Observing my hangdog expression, he continued: "Do not look so despondent, Eudoxos. A man feels about his loss of phallic vigor as a woman feels about the loss of her beauty. But these things overtake all of us if we are fortunate enough to live so long. The life of an oldster is still better than its only alternative—death."
"Then what shall I do?" I cried. "By the Heavenly Twins, Tin not old enough to submit tamely to this fate! I have been as happily married as a man can be, but this is no longer the case. Things go from bad to worse."
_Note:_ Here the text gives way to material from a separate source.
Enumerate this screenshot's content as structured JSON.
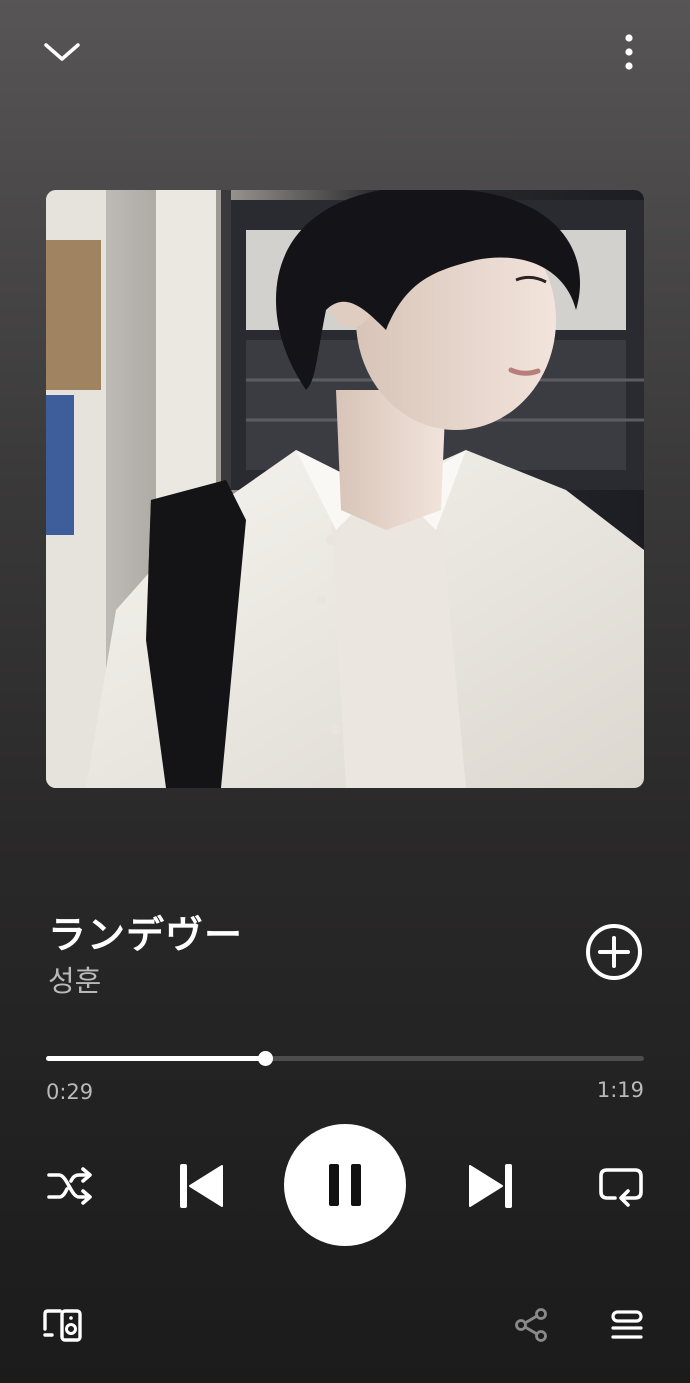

He shrugged. "When I studied in Alexandria, I met an Indian, who assured me that Indian medical science was far ahead of ours. He claimed that the wise men of India could prolong life, revive the dead, and do all kinds of wonderful things. If these tales be true, they could doubtless stiffen your yard for you."
"Ah, but are they truer
"Perhaps, perhaps not. I have never been to India and, save for this one man, I have never known anyone else who had, either."
"Nor I. It is said to be a fearful journey, the more so since the realm of the barbarous Parthians now lies athwart the land route to India."
"So they say," replied Glaukos, and we dropped the subject.
A few months later, Kyzikos made up an embassy to the court of King Ptolemaios Evergetes—Evergetes the Second, otherwise known—but not to his face—as ho Physkon, "the Sausage." Physkon staged a big spring festival in honor of Persephonê, and—she being our patron goddess—we sent a delegation of priests to take part in the rites and athletes to compete in the games. Since I had just finished my term as polemarch, and in view of my experience in such matters, I was appointed sacred ambassador and peace herald. I made the arrangements for the journey, governed the rest of the delegation, and represented the delegation in its dealings with the Egyptian court.
We traveled in the state galley. I took my slave, a Scythian named Gnouros. This was a quiet little man, who did as he was told and kept his thoughts—if any—to himself. This left Astra with only one servant in the house, our hired maid-of-all-work Dirka. But your mother preferred it that way. She felt secure, with daily visits to and from our many relatives, and she did not wish to have to break in a new slave or a hired servant in my absence.
As we headed out into the windy Propontis, I stood on the poop deck, waving to your mother, and she waved to me from the quay. I suppose you were too young at the time to remember that parting now. We waved until each was out of the other's sight. When Mount Dindymos sank below the blue curve of the Propontis, I wept tears as salty as the sea. Some of my fellow passengers spoke of this, and I made an excuse about the pain of leaving one's beloved city. It would not have done to admit that a mere woman had brought my feelings so visibly to the surface.
And so the tale of my later voyages, which has taken me months to dictate, begins. I hope you will find it beguiling for its own sake as well as an effective self-justification by your sire. Rejoice!